Fifty-nine percent of NCI’s ARRA dollars are going to supplement existing grants or to fund new, competing grants. Individual investigators conducting hypothesis-driven science remain the backbone of NCI’s research portfolio, and for that reason, the support of investigators—established or new to the field—was the institute’s first priority. We modeled numerous scenarios to determine how many grants NCI could fund and whether to promise just 2 years of funding under ARRA or to extend the term of many grants to 4 or 5 years, committing appropriated dollars for the years of the grant after the ARRA support in years 1 and 2. By planning now for the “out years” after ARRA funds run out, we will be better able to maintain an acceptable level of support for laboratory and clinical scientists working in research universities across the United States and, hopefully, soften just a bit the landing, post-ARRA.
ARRA funds have also gone to education; to the pressing need of our universities and NCI-designated Cancer Centers, so they can continue to nurture great scientific minds. ARRA funds have gone toward programs to help new faculty members get started in their academic careers, to encourage some who may have gone in other scientific directions to return to biomedical research, to facilitate the hiring of summer students to work in labs around the country, and to develop a diverse cadre of new researchers.
Of the remaining ARRA funds, 39 percent are being dedicated to research and development contracts—opportunities for the academic community to participate in more directed, task-oriented research. To take just one example, NCI recently launched a Chemical Biology Consortium, a network of chemists that can be called on to collaborate in large or small teams, depending on the needs of an individual project, to help develop promising targeted therapies and more rapidly get those drugs into clinical trials. Members of the consortium, which will consist of eight universities and three commercial laboratories that were selected from more than 30 bidders, will be asked to carry out specific tasks with measurable outcomes and clear expectations for the project-specific dollars.
ARRA funds, in some cases supplementing appropriated dollars, have made possible a number of other important, directed initiatives.
ACTNOW, or Accelerating Clinical Trials of Novel Oncologic Pathways, will fund 37 early phase clinical trials of new treatment regimens. These awards will be contingent on obtaining Institutional Review Board approval for the trial and opening the trial to patient enrollment within 90 days of their award, with the target for completing enrollment in 2 years.
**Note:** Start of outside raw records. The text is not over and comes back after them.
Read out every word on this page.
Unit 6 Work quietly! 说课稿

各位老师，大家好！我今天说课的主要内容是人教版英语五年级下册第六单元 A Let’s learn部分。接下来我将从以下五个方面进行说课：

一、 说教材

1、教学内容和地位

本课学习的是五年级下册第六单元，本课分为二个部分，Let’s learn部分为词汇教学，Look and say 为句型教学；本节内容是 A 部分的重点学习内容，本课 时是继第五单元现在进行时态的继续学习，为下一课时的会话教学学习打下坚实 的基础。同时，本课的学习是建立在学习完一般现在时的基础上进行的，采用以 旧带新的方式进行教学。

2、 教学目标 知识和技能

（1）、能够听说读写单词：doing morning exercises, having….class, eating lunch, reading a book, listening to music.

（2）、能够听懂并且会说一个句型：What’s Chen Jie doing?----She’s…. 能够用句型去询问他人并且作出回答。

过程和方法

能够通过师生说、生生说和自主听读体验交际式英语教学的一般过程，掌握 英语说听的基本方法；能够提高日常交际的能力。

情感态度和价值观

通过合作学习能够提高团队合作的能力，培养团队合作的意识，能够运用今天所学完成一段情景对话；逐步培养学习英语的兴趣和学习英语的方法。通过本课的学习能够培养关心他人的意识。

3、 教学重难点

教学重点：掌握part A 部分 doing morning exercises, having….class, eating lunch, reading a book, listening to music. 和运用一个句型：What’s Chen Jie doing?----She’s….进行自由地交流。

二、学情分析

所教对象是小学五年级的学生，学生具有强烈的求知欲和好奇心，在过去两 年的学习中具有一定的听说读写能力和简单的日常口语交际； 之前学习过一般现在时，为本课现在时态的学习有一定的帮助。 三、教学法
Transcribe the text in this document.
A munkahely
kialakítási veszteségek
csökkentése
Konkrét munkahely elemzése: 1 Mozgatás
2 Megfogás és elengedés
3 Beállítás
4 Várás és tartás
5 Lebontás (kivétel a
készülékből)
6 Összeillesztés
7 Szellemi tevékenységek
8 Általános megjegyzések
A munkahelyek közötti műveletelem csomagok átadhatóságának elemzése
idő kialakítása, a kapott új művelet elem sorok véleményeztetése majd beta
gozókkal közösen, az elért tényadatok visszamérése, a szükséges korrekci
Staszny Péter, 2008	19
The Cancer Genome Atlas (TCGA), a project jointly led by NCI and the National Human Genome Research Institute, will expand its mission to identify all of the relevant genetic changes in cancer. In just 3 years, the TCGA pilot project has established state-of-the-art genome sequencing and analysis centers, which have facilitated groundbreaking genetic discoveries in glioblastoma multiforme (the most common and deadly form of brain cancer) and will soon publish important findings on ovarian cancer.
The cancer Biomedical Informatics Grid (caBIG) is moving forward with its ambitious plans to create a secure, nationwide infrastructure for the storage of patient data that will give scientists access to vast amounts of genomic information never before made widely accessible. Spurred by use of electronic cancer records, this resource has the potential to revolutionize the way clinician scientists conduct clinical trials.
The cancer Human Biobank (caHUB) is building a tissue acquisition, storage, and characterization center, which will operate as a centralized nonprofit public resource that will ensure the adequate and continuous supply of high quality, ethically obtained human biospecimens and associated data.
In the end, these initiatives and spending plans will truly matter when the new knowledge they generate reaches the patient’s bedside. Likewise, I believe it is our responsibility to convey the scientific excitement and promise that we see reflected in the activities ARRA has made possible. Each of the activities briefly described above is either being scaled up or started because of the availability of stimulus dollars. Without ARRA, many would have been delayed or only marginally supported. By wisely allocating all of the resources we are given, I believe we will hasten our successes. Cancer research is making progress. We know the White House and Congress are watching, as are those living with cancer and the people who love them. We realize all too well the need and the expectations of those who carry the burden of cancer.